Genoa-Milan 0-1: al minuto 95 Andrè Silva intona "forza vecchio cuore rossonero"

Giuseppe Rossi

Genoa-Milan 0-1: al minuto 95 Andrè Silva intona "forza vecchio cuore rossonero"

Tenta di arginare quella furia di Laxalt che però al 25' gli va via in maniera imbarazzante creando l'occasione da gol più clamorosa del Genoa nel primo tempo. Il Var è entrato in scena prima dell'intervallo, annullando per fuorigioco il gol in mischia di Bonaventura, ma ci è rimasto con più suspence all'inizio della ripresa: il Genoa pensava di essere sull'1-0, grazie al colpo di testa di Rigoni su punizione di Hiljemark, ma il millimetro televisivo lo ha riportato sullo 0-0 per un fuorigioco nella mischia, forse di Spolli.

LAVORO SUL CAMPO - Ovviamente, dietro alla rinascita di André Silva, ci sono anche questioni che riguardano il calcio e il campo: all'ex Porto, piace infatti molto lavorare in palestra, non solo a Milanello, ma anche in una sala vip nel centro di Milano.

100° confronto tra Genoa e Milan in Serie A: finora 47 vittorie rossonere, 19 successi liguri, 33 pareggi.

Il gol allo scadere - dicevamo - non è questione esclusivamente riservata all'irragionevolezza della fortuna (lasciamo che a crederlo siano i tifosi triviali). L'Arsenal si è dimostrato davvero forte ma la prova di forza e orgoglio che il Milan ha fornito a Genova ci dice che il problema di condizione fisica non esiste e questa è la prima nota positiva.

Gennaro Gattuso gongola per la vittoria che il suo Milan ha conquistato all'ultimo respiro contro il Genoa, con la rete decisiva di André Silva al 94'.

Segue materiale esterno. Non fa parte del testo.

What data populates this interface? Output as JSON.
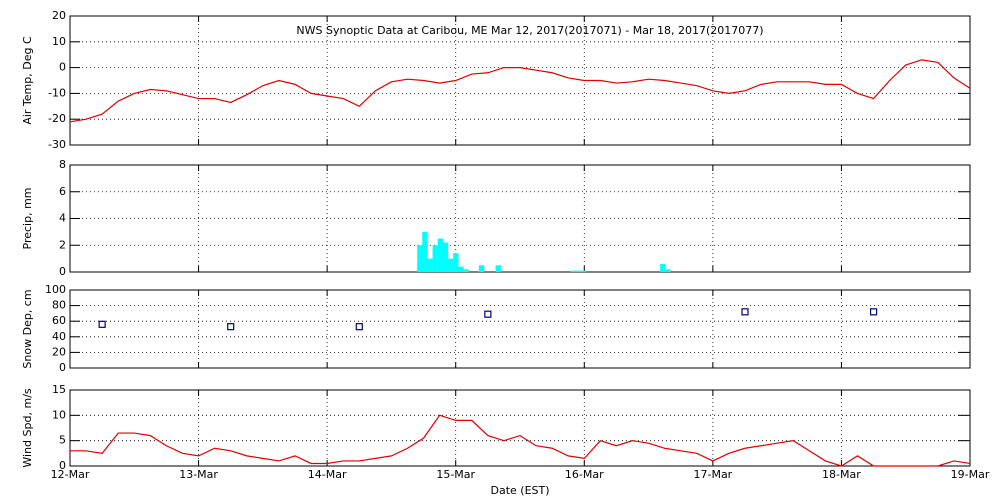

Ora si aprono due fronti davanti al Milan e ad Andrè Sílva: il primo porta al calciatore portoghese in rampa di lancio contro l'Arsenal. La coppia di centrali rossonera annulla Galabinov, Romagnoli è sempre perfetto anche negli anticipi di testa, Pandev gode di più libertà ma non trova mai lo spunto. Nel primo tempo giganteggia a centrocampo, limitando Biglia. La tecnica c'è, il fisico pure, ma lo step più importante è quello mentale. Eppure - lo ribadisco senza tema - esito non immotivato, né casuale, reso (questo sì) più scintillante dall'autore del gol, a sigillo di un copione, ammettiamolo, recitato non sempre in modo brillante (abbiamo visto Milan migliori, negli ultimissimi mesi). Proprio Gattuso, dopo il gol, si è avvicinato al quarto uomo per dirgli che la partita era finita, che bisognava fischiare, che era arrivato il momento di porre fine al match.

Il Milan di Gattuso si riscatta dopo la disfatta europea. Giacomo Bonaventura ha segnato cinque gol nelle 12 presenze in Serie A sotto la guida di Gattuso, dopo che non era riuscito a segnare i nessuna delle precedenti nove gare di campionato stagionali. Si aspettava solo il fischio finale. Abbiamo semplicemente sbagliato una partita: "abbiamo ancora il 30% di chance di passare, non andremo a Londra in gita ma a rispettare la nostra maglia gloriosa". Al di là dell'aspetto realizzativo, il giocatore ha deluso anche per quanto concerne la qualità delle prestazioni, rivelandosi troppo individualista e di poco aiuto alla squadra.